Ma forse anche più preoccupanti appaiono i recenti dati ISTAT che hanno evidenziato una brutta e piuttosto inaspettata frenata della nostra industria. Più in particolare, il fatturato manifatturiero è sceso a Marzo del 3,6% su base annua (peggior dato dal 2013) in abbinamento ad una forte contrazione degli ordinativi. Con l'aggravante che il forte rallentamento di fatturato ed ordinativi risulta essenzialmente determinato da una contrazione dei consumi domestici che ritenevamo fossero, invece, finalmente ripartiti. E, forse, a monte di questa frenata, c'è proprio la progressiva perdita di produttività delle nostre aziende manifatturiere rispetto ai competitor europei. Infatti, come evidenziato di recente il presidente di Confindustria, nel periodo 2000-2015, le nostre imprese hanno evidenziato un aumento della produttività del 17%, mentre le aziende spagnole e tedesche hanno incrementato la loro produttività del 33%, quelle inglesi del 43% e le aziende francesi del 50%.

Il secondo accadimento riguarda invece la recente evoluzione della crisi greca. Qui il concreto rischio era connesso alla possibilità che l'intransigenza dei tedeschi da una parte e del Fondo Monetario dall'altra, facessero riesplodere la fiammata greca. Giova ricordare che, non più di un anno fa, il rischio Grexit fu scongiurato solo da Mario Draghi che rifiutò di sospendere alla Grecia l'erogazione dei fondi ELA - fondi europei di emergenza destinati a fronteggiare temporanee crisi di liquidità delle banche - nonostante le fortissime pressioni dei paesi teutonici integralisti. In sostanza la politica, nell'incapacità di trovare un accordo, cercò allora subdolamente di scaricare sulla BCE di Mario Draghi la responsabilità di mettere all'angolo la Grecia. Infatti, sospendendo l'afflusso dei fondi ELA, le banche elleniche sarebbero collassate dopo circa 75 ore, trascinando Atene fuori dall'Area Euro in maniera assolutamente traumatica ed ingestibile.

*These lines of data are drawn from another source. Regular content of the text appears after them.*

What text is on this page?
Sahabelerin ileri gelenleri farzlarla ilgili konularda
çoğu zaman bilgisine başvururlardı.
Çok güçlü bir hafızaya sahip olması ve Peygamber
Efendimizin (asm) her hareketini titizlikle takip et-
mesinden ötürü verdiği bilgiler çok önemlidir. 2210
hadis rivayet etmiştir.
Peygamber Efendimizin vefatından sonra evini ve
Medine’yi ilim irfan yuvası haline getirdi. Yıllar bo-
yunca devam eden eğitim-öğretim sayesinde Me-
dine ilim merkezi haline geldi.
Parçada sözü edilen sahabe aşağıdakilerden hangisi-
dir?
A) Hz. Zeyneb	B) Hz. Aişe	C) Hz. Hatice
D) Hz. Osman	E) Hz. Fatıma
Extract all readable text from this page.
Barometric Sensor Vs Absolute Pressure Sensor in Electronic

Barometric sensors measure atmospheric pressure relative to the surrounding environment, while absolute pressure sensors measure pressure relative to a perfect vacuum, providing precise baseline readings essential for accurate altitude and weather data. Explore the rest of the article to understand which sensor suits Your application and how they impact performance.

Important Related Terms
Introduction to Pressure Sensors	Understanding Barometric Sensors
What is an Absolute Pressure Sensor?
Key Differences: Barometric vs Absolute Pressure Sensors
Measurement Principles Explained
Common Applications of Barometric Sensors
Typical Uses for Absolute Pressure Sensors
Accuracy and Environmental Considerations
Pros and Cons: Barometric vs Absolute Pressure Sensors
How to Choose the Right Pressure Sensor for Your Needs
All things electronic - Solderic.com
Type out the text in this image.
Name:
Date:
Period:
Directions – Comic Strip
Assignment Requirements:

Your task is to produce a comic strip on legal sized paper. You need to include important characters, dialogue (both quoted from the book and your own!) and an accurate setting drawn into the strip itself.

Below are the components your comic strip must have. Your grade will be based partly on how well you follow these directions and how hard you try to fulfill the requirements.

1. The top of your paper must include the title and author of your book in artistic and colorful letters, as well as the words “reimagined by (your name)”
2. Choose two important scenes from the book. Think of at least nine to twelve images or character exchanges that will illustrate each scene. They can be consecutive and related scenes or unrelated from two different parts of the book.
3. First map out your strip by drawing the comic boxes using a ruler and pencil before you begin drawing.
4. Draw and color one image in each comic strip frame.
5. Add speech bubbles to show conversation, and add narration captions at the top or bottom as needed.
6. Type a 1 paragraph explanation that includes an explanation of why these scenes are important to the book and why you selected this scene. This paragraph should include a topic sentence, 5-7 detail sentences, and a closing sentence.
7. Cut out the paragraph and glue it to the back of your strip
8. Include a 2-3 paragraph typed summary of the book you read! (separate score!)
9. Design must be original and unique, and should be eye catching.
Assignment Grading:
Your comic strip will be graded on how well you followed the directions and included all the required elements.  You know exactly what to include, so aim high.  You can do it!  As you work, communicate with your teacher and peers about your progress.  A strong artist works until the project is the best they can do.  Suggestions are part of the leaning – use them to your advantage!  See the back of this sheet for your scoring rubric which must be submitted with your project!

Oggi, per fortuna, forse grazie allo spauracchio del Brexit, un accordo politico all'interno dell'Eurogruppo per consentire alla Grecia di far fronte alle proprie scadenze estive nei confronti di BCE e FMI è stato raggiunto. Più in particolare verrà versata ad Atene una nuova tranche di oltre 10 mld (di cui 7,5 mld a Giugno) evitando così un nuovo rischio di default con tutte le conseguenze di ordine politico e, soprattutto, sociale. Da notare che, nonostante esistano forti dubbi sulla volontà di Atene di rispettare tutti gli impegni presi, questa volta i tedeschi non hanno eretto barricate contro l'accordo come avvenne esattamente un anno fa. E questo non certo casualmente, ma perché il ministro Schaeuble ha ottenuto che il Fondo Monetario facesse un passo indietro (anche due) rispetto alle precedenti pretese. L'FMI, infatti, prima di sedersi al tavolo dei negoziati, aveva subordinato ogni sua ulteriore partecipazione al salvataggio della Grecia ad una ristrutturazione complessiva del debito ellenico che comprendesse, tra l'altro, un allungamento delle scadenze, la riduzione del tetto massimo sugli interessi, etc. Alla fine del negoziato, tutte le richieste del Fondo sono miracolosamente slittate al luglio 2018.

Guarda caso solo dopo le elezioni in Germania che si terranno nell'autunno del 2017.